Critique - Théâtre - Tournai
Retour à Reims, sur fond rouge
Une honte corporelle et sociale
Par Michel VOITURIER
Le malaise engendré par un changement radical de culture chez un gamin prolo passé au stade universitaire et à celui de personnage médiatisé et écouté, a été décrit par plusieurs écrivains. On se souvient en Belgique de Jean Louvet et de sa pièce « Conversation en Wallonie ». L’œuvre n’est pas destinée au théâtre. Stéphane Arcas a tenté de l’y acclimater.
L’écrit offre un fort intérêt sociologique. Il narre le vécu du rejet de la classe sociale originelle, le prolétariat, pour s’être imprégné d’une culture hautement intellectuelle. En expliquant la genèse de ce dégoût, il aboutit à l’analyse logique de l’apparente contradiction qui a amené toute une frange de la population, réputée soutien de la gauche communiste, à voter ces dernières années pour l’extrémisme nationaliste raciste du Front national.
Longtemps après sa rupture familiale, Eribon, une fois son père décédé, revient vers les lieux et le milieu de son enfance. Il découvre comment et pourquoi la séparation s’est produite, comment et pourquoi il n’a pas cherché plus tôt à renouer avec les siens. Il témoigne également de son homosexualité, facteur qui s’est ajouté à son acculturation. Afin de faire bonne mesure, Arcas y a glissé des propos tenus par Levi-Strauss.
Prenant une optique très différente de celles choisies naguère par Hatat ou par Ostermeier, l’adaptation d’Arcas découpe le texte en monologues dits par des comédiens différents pour que le va-et-vient entre les anecdotes du récit et les réflexions du philosophe passe la rampe. Malgré la présence d’un ventriloque et de son expressive marionnette, l’impression générale demeure d’assister à une sorte de seul en scène en épisodes successifs, presque d’être en présence d’une conférence gesticulée malgré le talent des comédiens.

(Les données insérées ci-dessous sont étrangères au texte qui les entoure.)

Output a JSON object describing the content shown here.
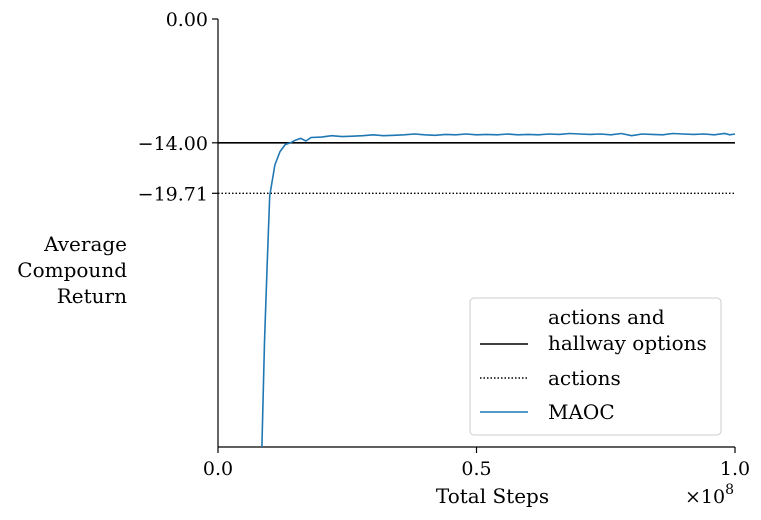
{
  "chart_data": {
    "type": "line",
    "title": "",
    "xlabel": "Total Steps",
    "ylabel": [
      "Average",
      "Compound",
      "Return"
    ],
    "x_multiplier_label": "×10^8",
    "xlim": [
      0.0,
      1.0
    ],
    "ylim": [
      -48.4,
      0.0
    ],
    "xticks": [
      0.0,
      0.5,
      1.0
    ],
    "xtick_labels": [
      "0.0",
      "0.5",
      "1.0"
    ],
    "yticks": [
      0.0,
      -14.0,
      -19.71
    ],
    "ytick_labels": [
      "0.00",
      "−14.00",
      "−19.71"
    ],
    "grid": false,
    "legend_position": "lower-right",
    "series": [
      {
        "name": "actions and\nhallway options",
        "kind": "hline",
        "y": -14.0,
        "style": "solid",
        "color": "#000000"
      },
      {
        "name": "actions",
        "kind": "hline",
        "y": -19.71,
        "style": "dotted",
        "color": "#000000"
      },
      {
        "name": "MAOC",
        "kind": "line",
        "style": "solid",
        "color": "#1f77b4",
        "x": [
          0.085,
          0.09,
          0.095,
          0.1,
          0.11,
          0.12,
          0.13,
          0.14,
          0.15,
          0.16,
          0.17,
          0.18,
          0.2,
          0.22,
          0.24,
          0.26,
          0.28,
          0.3,
          0.32,
          0.34,
          0.36,
          0.38,
          0.4,
          0.42,
          0.44,
          0.46,
          0.48,
          0.5,
          0.52,
          0.54,
          0.56,
          0.58,
          0.6,
          0.62,
          0.64,
          0.66,
          0.68,
          0.7,
          0.72,
          0.74,
          0.76,
          0.78,
          0.8,
          0.82,
          0.84,
          0.86,
          0.88,
          0.9,
          0.92,
          0.94,
          0.96,
          0.98,
          0.99,
          1.0
        ],
        "y": [
          -48.4,
          -36.5,
          -28.0,
          -20.0,
          -16.5,
          -15.0,
          -14.2,
          -14.0,
          -13.7,
          -13.5,
          -13.8,
          -13.4,
          -13.35,
          -13.2,
          -13.3,
          -13.25,
          -13.2,
          -13.1,
          -13.2,
          -13.15,
          -13.1,
          -13.0,
          -13.1,
          -13.15,
          -13.05,
          -13.1,
          -13.0,
          -13.1,
          -13.05,
          -13.1,
          -13.0,
          -13.1,
          -13.05,
          -13.1,
          -13.0,
          -13.05,
          -12.95,
          -13.0,
          -13.05,
          -13.0,
          -13.1,
          -12.95,
          -13.2,
          -13.0,
          -13.05,
          -13.1,
          -12.95,
          -13.0,
          -13.05,
          -13.0,
          -13.1,
          -12.95,
          -13.1,
          -13.0
        ]
      }
    ]
  }
}
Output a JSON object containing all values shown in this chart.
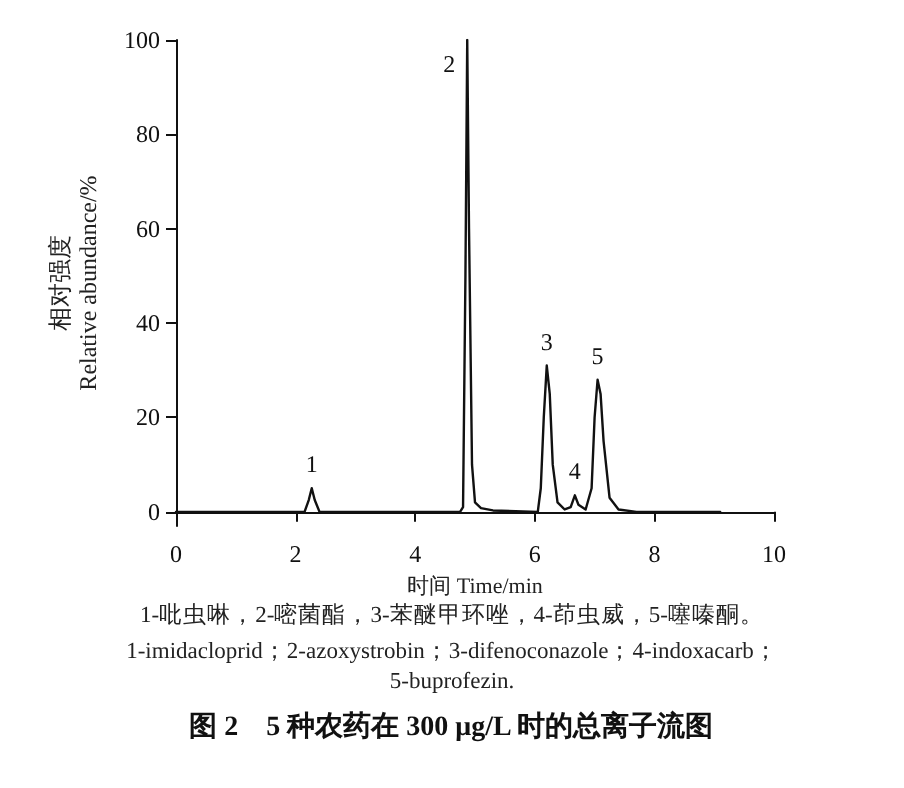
{
  "chart_data": {
    "type": "line",
    "title": "图 2　5 种农药在 300 μg/L 时的总离子流图",
    "xlabel": "时间 Time/min",
    "ylabel": "相对强度\nRelative abundance/%",
    "x": [
      0,
      2.15,
      2.22,
      2.27,
      2.32,
      2.4,
      4.75,
      4.8,
      4.84,
      4.87,
      4.9,
      4.95,
      5.0,
      5.1,
      5.3,
      6.05,
      6.1,
      6.15,
      6.2,
      6.25,
      6.3,
      6.38,
      6.5,
      6.6,
      6.67,
      6.73,
      6.85,
      6.95,
      7.0,
      7.05,
      7.1,
      7.15,
      7.25,
      7.4,
      7.7,
      9.1
    ],
    "series": [
      {
        "color": "#111111",
        "values": [
          0,
          0,
          2.5,
          5,
          2.5,
          0,
          0,
          1,
          50,
          100,
          60,
          10,
          2,
          0.8,
          0.3,
          0,
          5,
          20,
          31,
          25,
          10,
          2,
          0.5,
          1,
          3.5,
          1.5,
          0.5,
          5,
          20,
          28,
          25,
          15,
          3,
          0.5,
          0,
          0
        ]
      }
    ],
    "xlim": [
      0,
      10
    ],
    "xticks": [
      0,
      2,
      4,
      6,
      8,
      10
    ],
    "ylim": [
      -3,
      100
    ],
    "yticks": [
      0,
      20,
      40,
      60,
      80,
      100
    ],
    "grid": false,
    "marker": "none",
    "line_style": "solid",
    "annotations": [
      {
        "text": "1",
        "x": 2.27,
        "y": 5
      },
      {
        "text": "2",
        "x": 4.87,
        "y": 100
      },
      {
        "text": "3",
        "x": 6.2,
        "y": 31
      },
      {
        "text": "4",
        "x": 6.67,
        "y": 3.5
      },
      {
        "text": "5",
        "x": 7.05,
        "y": 28
      },
      "1-吡虫啉，2-嘧菌酯，3-苯醚甲环唑，4-茚虫威，5-噻嗪酮。",
      "1-imidacloprid；2-azoxystrobin；3-difenoconazole；4-indoxacarb；",
      "5-buprofezin."
    ]
  }
}
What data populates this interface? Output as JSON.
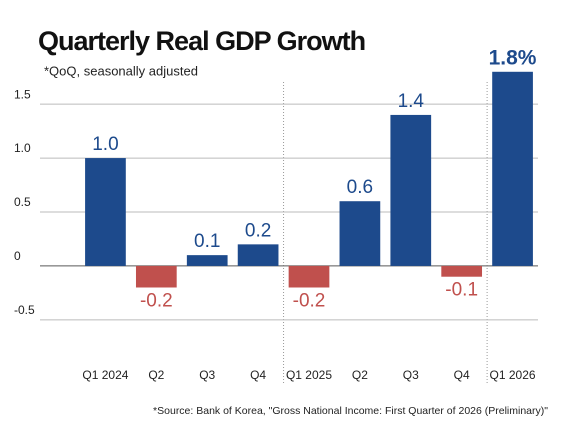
{
  "chart_data": {
    "type": "bar",
    "title": "Quarterly Real GDP Growth",
    "subtitle": "*QoQ, seasonally adjusted",
    "source": "*Source: Bank of Korea, \"Gross National Income: First Quarter of 2026 (Preliminary)\"",
    "categories": [
      "Q1 2024",
      "Q2",
      "Q3",
      "Q4",
      "Q1 2025",
      "Q2",
      "Q3",
      "Q4",
      "Q1 2026"
    ],
    "values": [
      1.0,
      -0.2,
      0.1,
      0.2,
      -0.2,
      0.6,
      1.4,
      -0.1,
      1.8
    ],
    "value_labels": [
      "1.0",
      "-0.2",
      "0.1",
      "0.2",
      "-0.2",
      "0.6",
      "1.4",
      "-0.1",
      "1.8%"
    ],
    "color": "#1d4a8c",
    "negative_color": "#c0504d",
    "ylim": [
      -0.9,
      1.9
    ],
    "yticks": [
      -0.5,
      0,
      0.5,
      {
        "value": 1,
        "label": "1.0"
      },
      1.5
    ],
    "grid": true
  }
}
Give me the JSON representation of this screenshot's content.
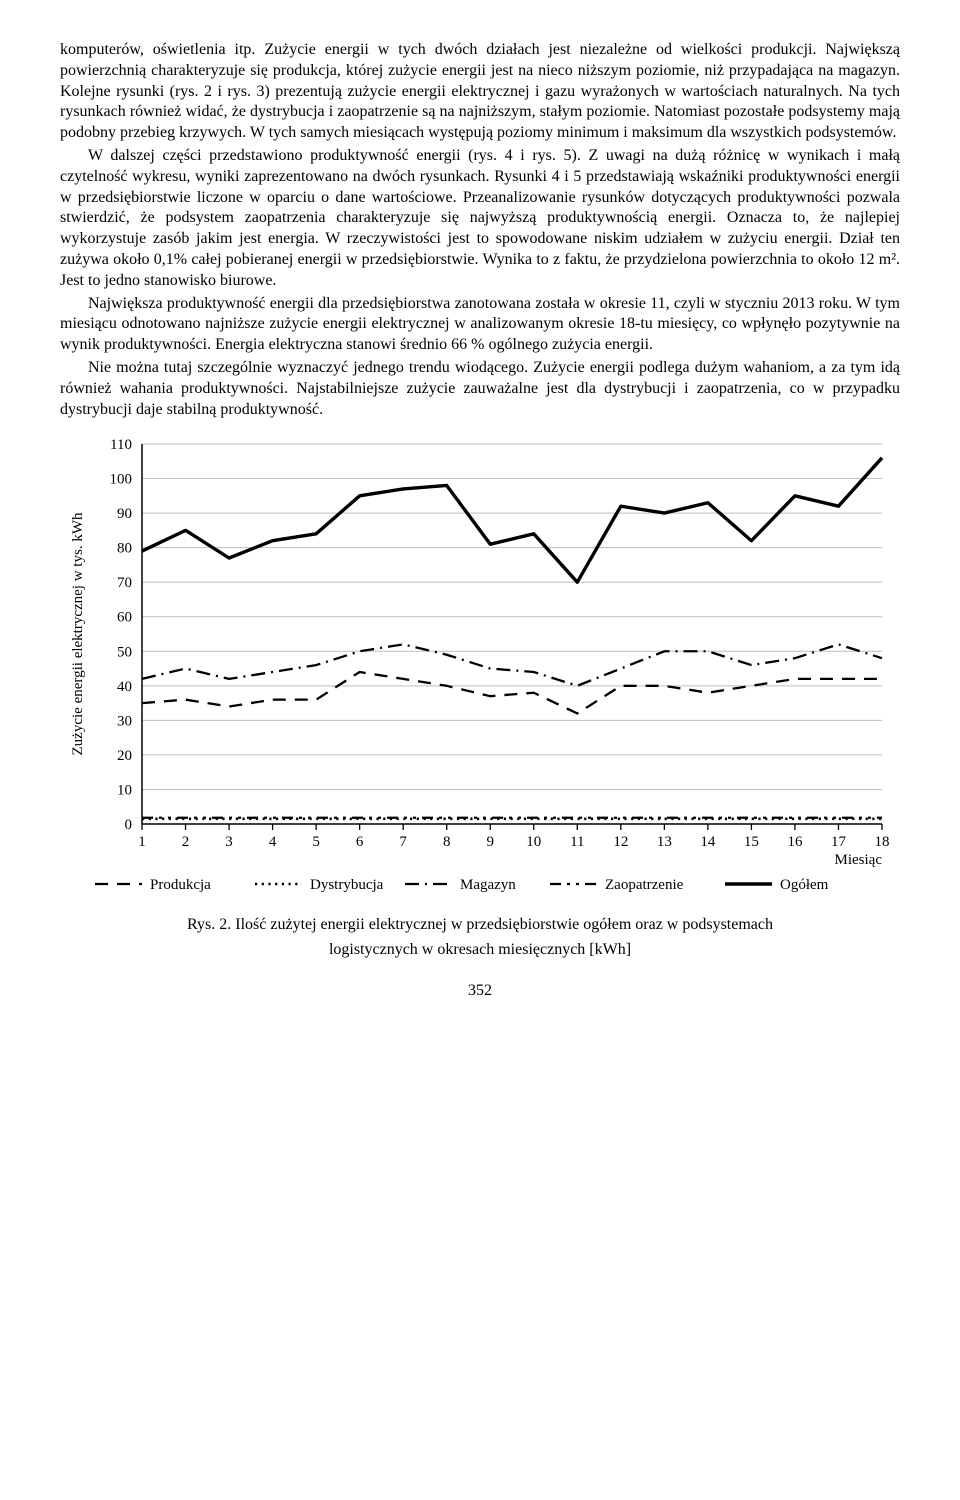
{
  "paragraphs": {
    "p1": "komputerów, oświetlenia itp. Zużycie energii w tych dwóch działach jest niezależne od wielkości produkcji. Największą powierzchnią charakteryzuje się produkcja, której zużycie energii jest na nieco niższym poziomie, niż przypadająca na magazyn. Kolejne rysunki (rys. 2 i rys. 3) prezentują zużycie energii elektrycznej i gazu wyrażonych w wartościach naturalnych. Na tych rysunkach również widać, że dystrybucja i zaopatrzenie są na najniższym, stałym poziomie. Natomiast pozostałe podsystemy mają podobny przebieg krzywych. W tych samych miesiącach występują poziomy minimum i maksimum dla wszystkich podsystemów.",
    "p2": "W dalszej części przedstawiono produktywność energii (rys. 4 i rys. 5). Z uwagi na dużą różnicę w wynikach i małą czytelność wykresu, wyniki zaprezentowano na dwóch rysunkach. Rysunki 4 i 5 przedstawiają wskaźniki produktywności energii w przedsiębiorstwie liczone w oparciu o dane wartościowe. Przeanalizowanie rysunków dotyczących produktywności pozwala stwierdzić, że podsystem zaopatrzenia charakteryzuje się najwyższą produktywnością energii. Oznacza to, że najlepiej wykorzystuje zasób jakim jest energia. W rzeczywistości jest to spowodowane niskim udziałem w zużyciu energii. Dział ten zużywa około 0,1% całej pobieranej energii w przedsiębiorstwie. Wynika to z faktu, że przydzielona powierzchnia to około 12 m². Jest to jedno stanowisko biurowe.",
    "p3": "Największa produktywność energii dla przedsiębiorstwa zanotowana została w okresie 11, czyli w styczniu 2013 roku. W tym miesiącu odnotowano najniższe zużycie energii elektrycznej w analizowanym okresie 18-tu miesięcy, co wpłynęło pozytywnie na wynik produktywności. Energia elektryczna stanowi średnio 66 % ogólnego zużycia energii.",
    "p4": "Nie można tutaj szczególnie wyznaczyć jednego trendu wiodącego. Zużycie energii podlega dużym wahaniom, a za tym idą również wahania produktywności. Najstabilniejsze zużycie zauważalne jest dla dystrybucji i zaopatrzenia, co w przypadku dystrybucji daje stabilną produktywność."
  },
  "chart": {
    "type": "line",
    "ylabel": "Zużycie energii elektrycznej w tys. kWh",
    "xlabel": "Miesiąc",
    "yticks": [
      0,
      10,
      20,
      30,
      40,
      50,
      60,
      70,
      80,
      90,
      100,
      110
    ],
    "xticks": [
      1,
      2,
      3,
      4,
      5,
      6,
      7,
      8,
      9,
      10,
      11,
      12,
      13,
      14,
      15,
      16,
      17,
      18
    ],
    "ylim": [
      0,
      110
    ],
    "xlim": [
      1,
      18
    ],
    "background_color": "#ffffff",
    "grid_color": "#bfbfbf",
    "axis_color": "#000000",
    "label_fontsize": 15,
    "tick_fontsize": 15,
    "line_width": 2.5,
    "legend": {
      "items": [
        {
          "label": "Produkcja",
          "dash": "13,9",
          "weight": 2.3
        },
        {
          "label": "Dystrybucja",
          "dash": "2.2,4.5",
          "weight": 2.6
        },
        {
          "label": "Magazyn",
          "dash": "14,6,2,6",
          "weight": 2.3
        },
        {
          "label": "Zaopatrzenie",
          "dash": "11,6,3,6,3,6",
          "weight": 2.3
        },
        {
          "label": "Ogółem",
          "dash": "",
          "weight": 3.4
        }
      ]
    },
    "series": {
      "Produkcja": [
        35,
        36,
        34,
        36,
        36,
        44,
        42,
        40,
        37,
        38,
        32,
        40,
        40,
        38,
        40,
        42,
        42,
        42
      ],
      "Dystrybucja": [
        1.5,
        1.5,
        1.5,
        1.5,
        1.5,
        1.5,
        1.5,
        1.5,
        1.5,
        1.5,
        1.5,
        1.5,
        1.5,
        1.5,
        1.5,
        1.5,
        1.5,
        1.5
      ],
      "Magazyn": [
        42,
        45,
        42,
        44,
        46,
        50,
        52,
        49,
        45,
        44,
        40,
        45,
        50,
        50,
        46,
        48,
        52,
        48
      ],
      "Zaopatrzenie": [
        1.8,
        1.8,
        1.8,
        1.8,
        1.8,
        1.8,
        1.8,
        1.8,
        1.8,
        1.8,
        1.8,
        1.8,
        1.8,
        1.8,
        1.8,
        1.8,
        1.8,
        1.8
      ],
      "Ogółem": [
        79,
        85,
        77,
        82,
        84,
        95,
        97,
        98,
        81,
        84,
        70,
        92,
        90,
        93,
        82,
        95,
        92,
        106
      ]
    }
  },
  "figcaption_line1": "Rys. 2. Ilość zużytej energii elektrycznej w przedsiębiorstwie ogółem oraz w podsystemach",
  "figcaption_line2": "logistycznych w okresach miesięcznych [kWh]",
  "page_number": "352"
}
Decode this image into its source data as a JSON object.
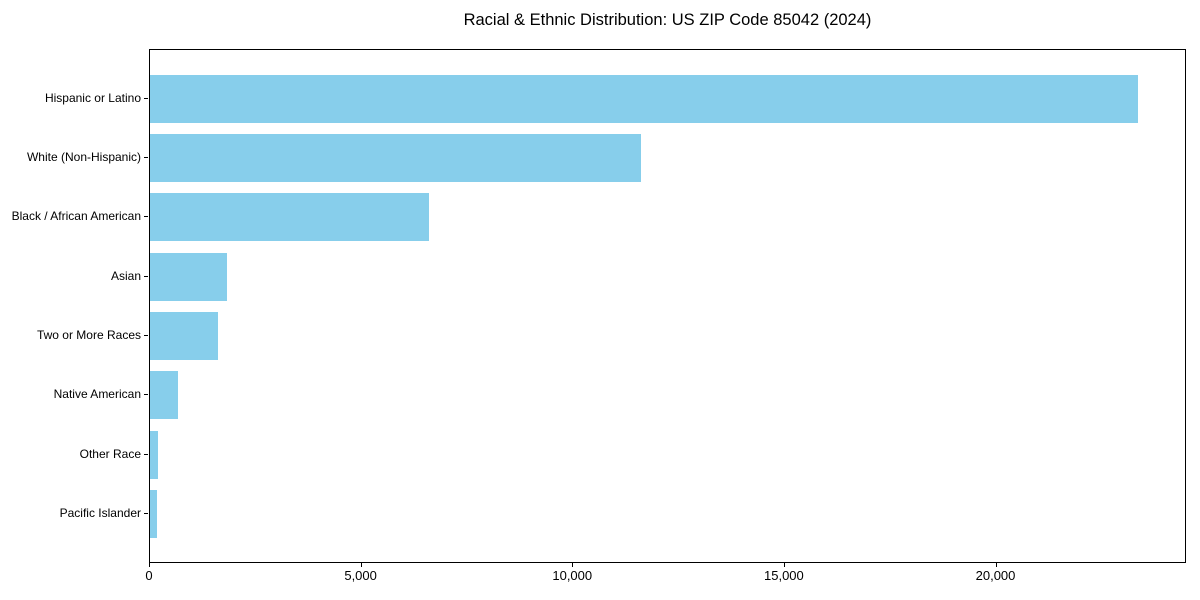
{
  "chart_data": {
    "type": "bar",
    "orientation": "horizontal",
    "title": "Racial & Ethnic Distribution: US ZIP Code 85042 (2024)",
    "categories": [
      "Hispanic or Latino",
      "White (Non-Hispanic)",
      "Black / African American",
      "Asian",
      "Two or More Races",
      "Native American",
      "Other Race",
      "Pacific Islander"
    ],
    "values": [
      23350,
      11600,
      6600,
      1820,
      1600,
      650,
      200,
      170
    ],
    "xlabel": "",
    "ylabel": "",
    "xlim": [
      0,
      24500
    ],
    "x_ticks": [
      0,
      5000,
      10000,
      15000,
      20000
    ],
    "x_tick_labels": [
      "0",
      "5,000",
      "10,000",
      "15,000",
      "20,000"
    ],
    "bar_color": "#87CEEB",
    "spine_color": "#000000",
    "text_color": "#000000",
    "background_color": "#ffffff",
    "grid": false,
    "legend": null
  }
}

L’imposant décor construit pour la circonstance relève davantage d’une installation plasticienne que d’un ensemble destiné à mettre en valeur un texte et des acteurs. Il suscite certes une ambiance mais sans véritable lien avec le discours, plutôt une sorte de fantastique empreint de mélancolie que souligne la musique jouée en direct, comme si le metteur en scène avait cherché à se faire plaisir au lieu de se mettre au service du texte dont on se souviendra comme d’une approche sensible et forte du déterminisme social.